Deze regeling wordt vanaf 1 januari 2011 gewijzigd. Vanaf deze datum zal de verkoop van een nieuw gebouw volledig onderworpen zijn aan BTW, met inbegrip van de bijhorende grond. Hierop zal het standaardtarief van 21 % van toepassing zijn. Voor de verkoop van oude gebouwen, blijft het registratierecht van toepassing.
3. Wijziging procedure teruggaaf BTW
Sedert april 2009 is de procedure voor de teruggave van tegoeden op de rekening-courant BTW gewijzigd. De belastingplichtigen dienen hiervoor niet langer een formulier 690 in te dienen bij hun financiële instelling, maar brengen de administratie rechtstreeks op de hoogte van de rekeningnummers (BIC + IBAN) waarop de terugbetalingen kunnen gebeuren.
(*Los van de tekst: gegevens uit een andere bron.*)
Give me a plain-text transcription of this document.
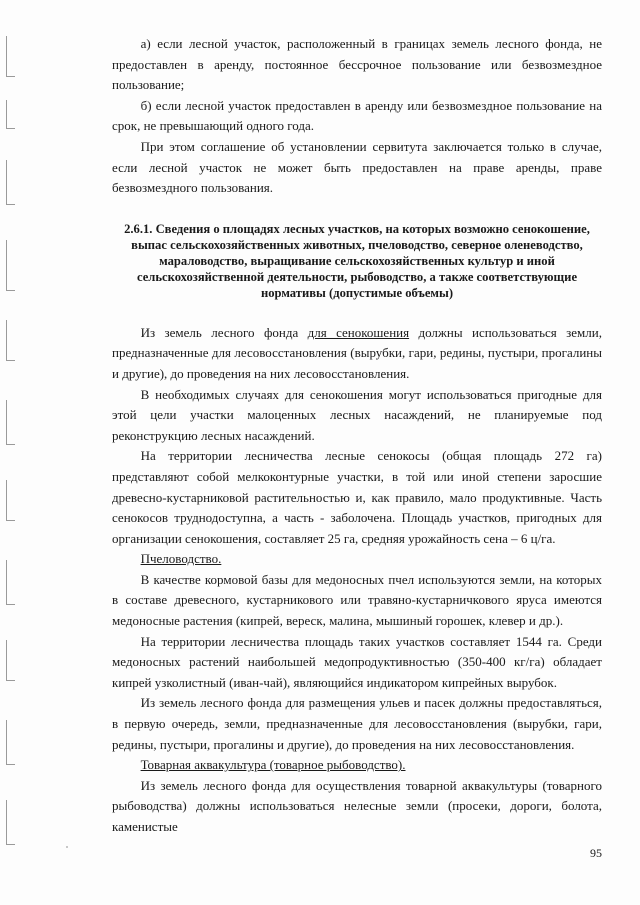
а) если лесной участок, расположенный в границах земель лесного фонда, не предоставлен в аренду, постоянное бессрочное пользование или безвозмездное пользование;

б) если лесной участок предоставлен в аренду или безвозмездное пользование на срок, не превышающий одного года.

При этом соглашение об установлении сервитута заключается только в случае, если лесной участок не может быть предоставлен на праве аренды, праве безвозмездного пользования.

2.6.1. Сведения о площадях лесных участков, на которых возможно сенокошение, выпас сельскохозяйственных животных, пчеловодство, северное оленеводство, мараловодство, выращивание сельскохозяйственных культур и иной сельскохозяйственной деятельности, рыбоводство, а также соответствующие нормативы (допустимые объемы)

Из земель лесного фонда для сенокошения должны использоваться земли, предназначенные для лесовосстановления (вырубки, гари, редины, пустыри, прогалины и другие), до проведения на них лесовосстановления.

В необходимых случаях для сенокошения могут использоваться пригодные для этой цели участки малоценных лесных насаждений, не планируемые под реконструкцию лесных насаждений.

На территории лесничества лесные сенокосы (общая площадь 272 га) представляют собой мелкоконтурные участки, в той или иной степени заросшие древесно-кустарниковой растительностью и, как правило, мало продуктивные. Часть сенокосов труднодоступна, а часть - заболочена. Площадь участков, пригодных для организации сенокошения, составляет 25 га, средняя урожайность сена – 6 ц/га.

Пчеловодство.

В качестве кормовой базы для медоносных пчел используются земли, на которых в составе древесного, кустарникового или травяно-кустарничкового яруса имеются медоносные растения (кипрей, вереск, малина, мышиный горошек, клевер и др.).

На территории лесничества площадь таких участков составляет 1544 га. Среди медоносных растений наибольшей медопродуктивностью (350-400 кг/га) обладает кипрей узколистный (иван-чай), являющийся индикатором кипрейных вырубок.

Из земель лесного фонда для размещения ульев и пасек должны предоставляться, в первую очередь, земли, предназначенные для лесовосстановления (вырубки, гари, редины, пустыри, прогалины и другие), до проведения на них лесовосстановления.

Товарная аквакультура (товарное рыбоводство).

Из земель лесного фонда для осуществления товарной аквакультуры (товарного рыбоводства) должны использоваться нелесные земли (просеки, дороги, болота, каменистые

95
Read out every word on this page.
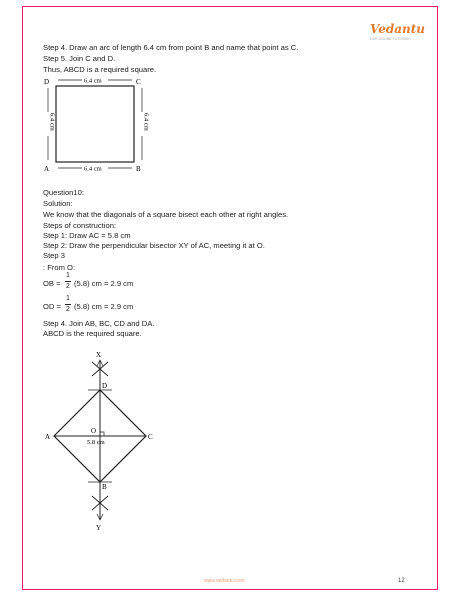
Vedantu
LIVE ONLINE TUTORING
Step 4. Draw an arc of length 6.4 cm from point B and name that point as C.
Step 5. Join C and D.
Thus, ABCD is a required square.
D	C
A	B
6.4 cm
6.4 cm	6.4 cm
6.4 cm
Question10:
Solution:
We know that the diagonals of a square bisect each other at right angles.
Steps of construction:
Step 1: Draw AC = 5.8 cm
Step 2: Draw the perpendicular bisector XY of AC, meeting it at O.
Step 3
: From O:
OB =
1
2 (5.8) cm = 2.9 cm
OD =
1
2 (5.8) cm = 2.9 cm
Step 4. Join AB, BC, CD and DA.
ABCD is the required square.
X
Y
D
B
A	C
O
5.8 cm
www.vedantu.com	12
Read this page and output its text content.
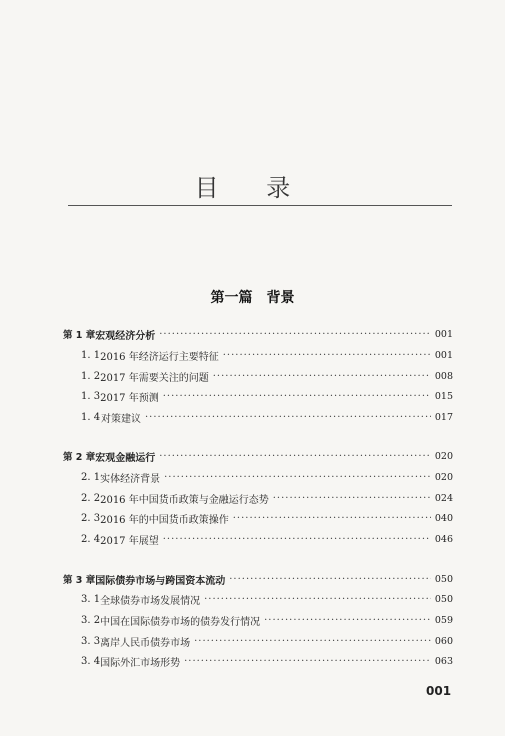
目 录
第一篇　背景
第 1 章 宏观经济分析 ·····	001
1. 1 2016 年经济运行主要特征 ·····	001
1. 2 2017 年需要关注的问题 ·····	008
1. 3 2017 年预测 ·····	015
1. 4 对策建议 ·····	017
第 2 章 宏观金融运行 ·····	020
2. 1 实体经济背景 ·····	020
2. 2 2016 年中国货币政策与金融运行态势 ·····	024
2. 3 2016 年的中国货币政策操作 ·····	040
2. 4 2017 年展望 ·····	046
第 3 章 国际债券市场与跨国资本流动 ·····	050
3. 1 全球债券市场发展情况 ·····	050
3. 2 中国在国际债券市场的债券发行情况 ·····	059
3. 3 离岸人民币债券市场 ·····	060
3. 4 国际外汇市场形势 ·····	063
001
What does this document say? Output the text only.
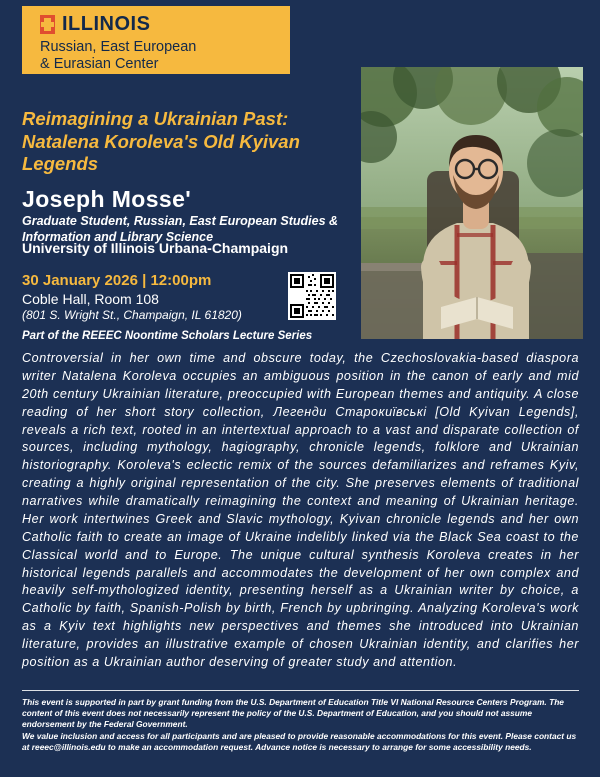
ILLINOIS
Russian, East European
& Eurasian Center
Reimagining a Ukrainian Past: Natalena Koroleva's Old Kyivan Legends
Joseph Mosse'
Graduate Student, Russian, East European Studies & Information and Library Science
University of Illinois Urbana-Champaign
30 January 2026 | 12:00pm
Coble Hall, Room 108
(801 S. Wright St., Champaign, IL 61820)
Part of the REEEC Noontime Scholars Lecture Series
Controversial in her own time and obscure today, the Czechoslovakia-based diaspora writer Natalena Koroleva occupies an ambiguous position in the canon of early and mid 20th century Ukrainian literature, preoccupied with European themes and antiquity. A close reading of her short story collection, Легенди Старокиївські [Old Kyivan Legends], reveals a rich text, rooted in an intertextual approach to a vast and disparate collection of sources, including mythology, hagiography, chronicle legends, folklore and Ukrainian historiography. Koroleva's eclectic remix of the sources defamiliarizes and reframes Kyiv, creating a highly original representation of the city. She preserves elements of traditional narratives while dramatically reimagining the context and meaning of Ukrainian heritage. Her work intertwines Greek and Slavic mythology, Kyivan chronicle legends and her own Catholic faith to create an image of Ukraine indelibly linked via the Black Sea coast to the Classical world and to Europe. The unique cultural synthesis Koroleva creates in her historical legends parallels and accommodates the development of her own complex and heavily self-mythologized identity, presenting herself as a Ukrainian writer by choice, a Catholic by faith, Spanish-Polish by birth, French by upbringing. Analyzing Koroleva's work as a Kyiv text highlights new perspectives and themes she introduced into Ukrainian literature, provides an illustrative example of chosen Ukrainian identity, and clarifies her position as a Ukrainian author deserving of greater study and attention.
This event is supported in part by grant funding from the U.S. Department of Education Title VI National Resource Centers Program. The content of this event does not necessarily represent the policy of the U.S. Department of Education, and you should not assume endorsement by the Federal Government.
We value inclusion and access for all participants and are pleased to provide reasonable accommodations for this event. Please contact us at reeec@illinois.edu to make an accommodation request. Advance notice is necessary to arrange for some accessibility needs.
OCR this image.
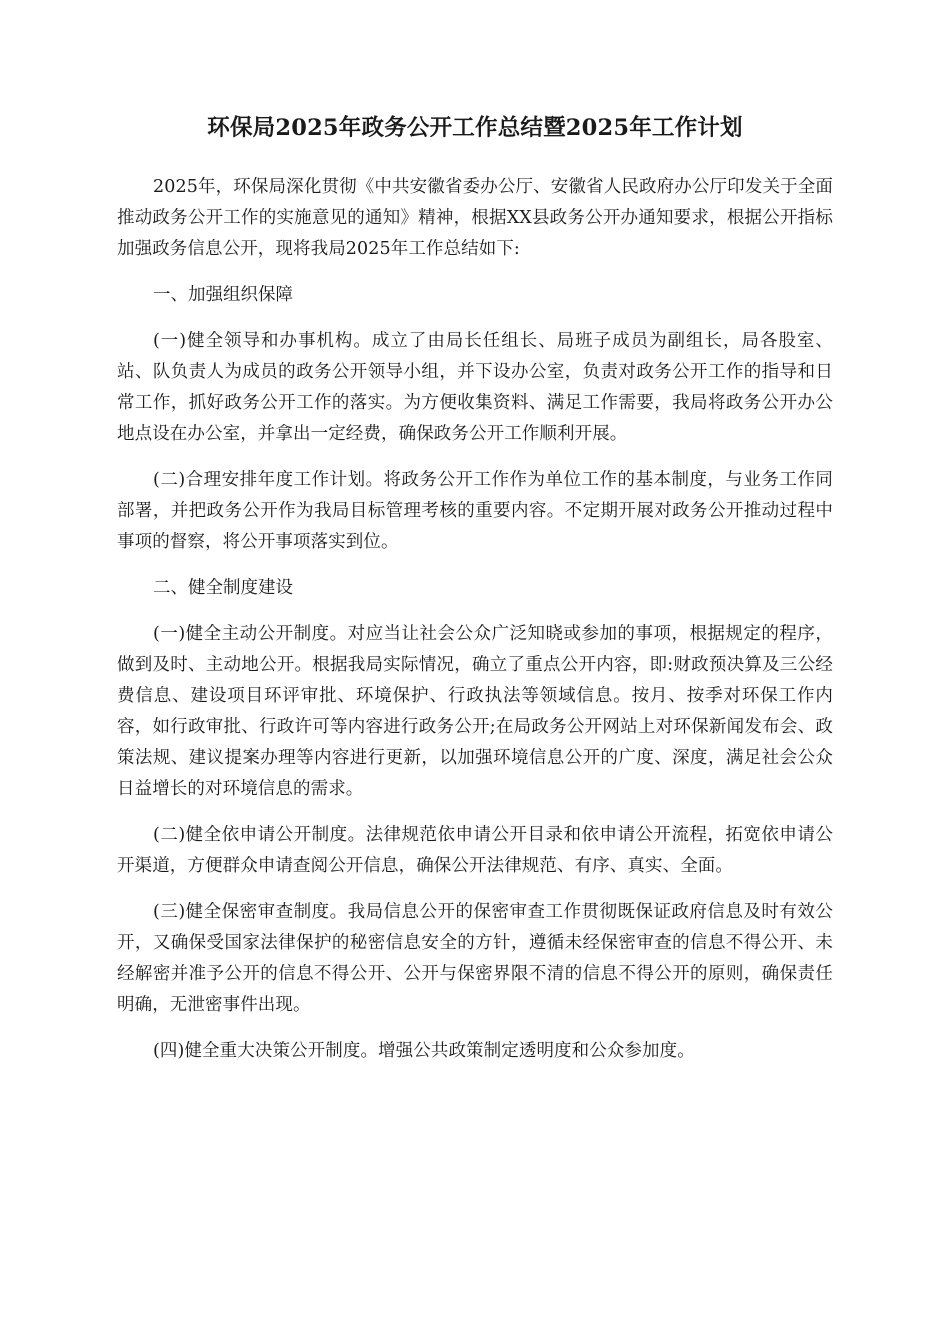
环保局2025年政务公开工作总结暨2025年工作计划

2025年，环保局深化贯彻《中共安徽省委办公厅、安徽省人民政府办公厅印发关于全面推动政务公开工作的实施意见的通知》精神，根据XX县政务公开办通知要求，根据公开指标加强政务信息公开，现将我局2025年工作总结如下:

一、加强组织保障

(一)健全领导和办事机构。成立了由局长任组长、局班子成员为副组长，局各股室、站、队负责人为成员的政务公开领导小组，并下设办公室，负责对政务公开工作的指导和日常工作，抓好政务公开工作的落实。为方便收集资料、满足工作需要，我局将政务公开办公地点设在办公室，并拿出一定经费，确保政务公开工作顺利开展。

(二)合理安排年度工作计划。将政务公开工作作为单位工作的基本制度，与业务工作同部署，并把政务公开作为我局目标管理考核的重要内容。不定期开展对政务公开推动过程中事项的督察，将公开事项落实到位。

二、健全制度建设

(一)健全主动公开制度。对应当让社会公众广泛知晓或参加的事项，根据规定的程序，做到及时、主动地公开。根据我局实际情况，确立了重点公开内容，即:财政预决算及三公经费信息、建设项目环评审批、环境保护、行政执法等领域信息。按月、按季对环保工作内容，如行政审批、行政许可等内容进行政务公开;在局政务公开网站上对环保新闻发布会、政策法规、建议提案办理等内容进行更新，以加强环境信息公开的广度、深度，满足社会公众日益增长的对环境信息的需求。

(二)健全依申请公开制度。法律规范依申请公开目录和依申请公开流程，拓宽依申请公开渠道，方便群众申请查阅公开信息，确保公开法律规范、有序、真实、全面。

(三)健全保密审查制度。我局信息公开的保密审查工作贯彻既保证政府信息及时有效公开，又确保受国家法律保护的秘密信息安全的方针，遵循未经保密审查的信息不得公开、未经解密并准予公开的信息不得公开、公开与保密界限不清的信息不得公开的原则，确保责任明确，无泄密事件出现。

(四)健全重大决策公开制度。增强公共政策制定透明度和公众参加度。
De teruggave van de creditsaldi zullen voortaan rechtstreeks door de administratie op de meegedeelde rekeningnummers gebeuren.
Nieuwe belastingplichtigen delen dit rekeningnummer mee op het formulier 604A. Wijzigingen van het rekeningnummer kunnen aan de administratie meegedeeld worden via het formulier 604B.
C. Voor vennootschappen en verenigingen
1. Intresten debet rekening/courant
Indien een bedrijfsleider aan zijn vennootschap goederen of gelden onttrekt (behalve in geval van de gewone opname van loon of dividenden), wordt er een schuld gecreëerd van de bedrijfsleider aan zijn vennootschap. Deze schulden worden doorgaans geboekt op het debet van de rekening courant.
Uiteraard zal de bedrijfsleider hierbij intrest verschuldigd zijn aan zijn vennootschap. Voor het aanslagjaar 2010 werd het percentage van deze intresten bepaald op tot 10,30 % (K.B. 10 februari 2010, B.S. 22 februari 2010). Voor het vorige aanslagjaar bedroeg deze intrest 11,20 %.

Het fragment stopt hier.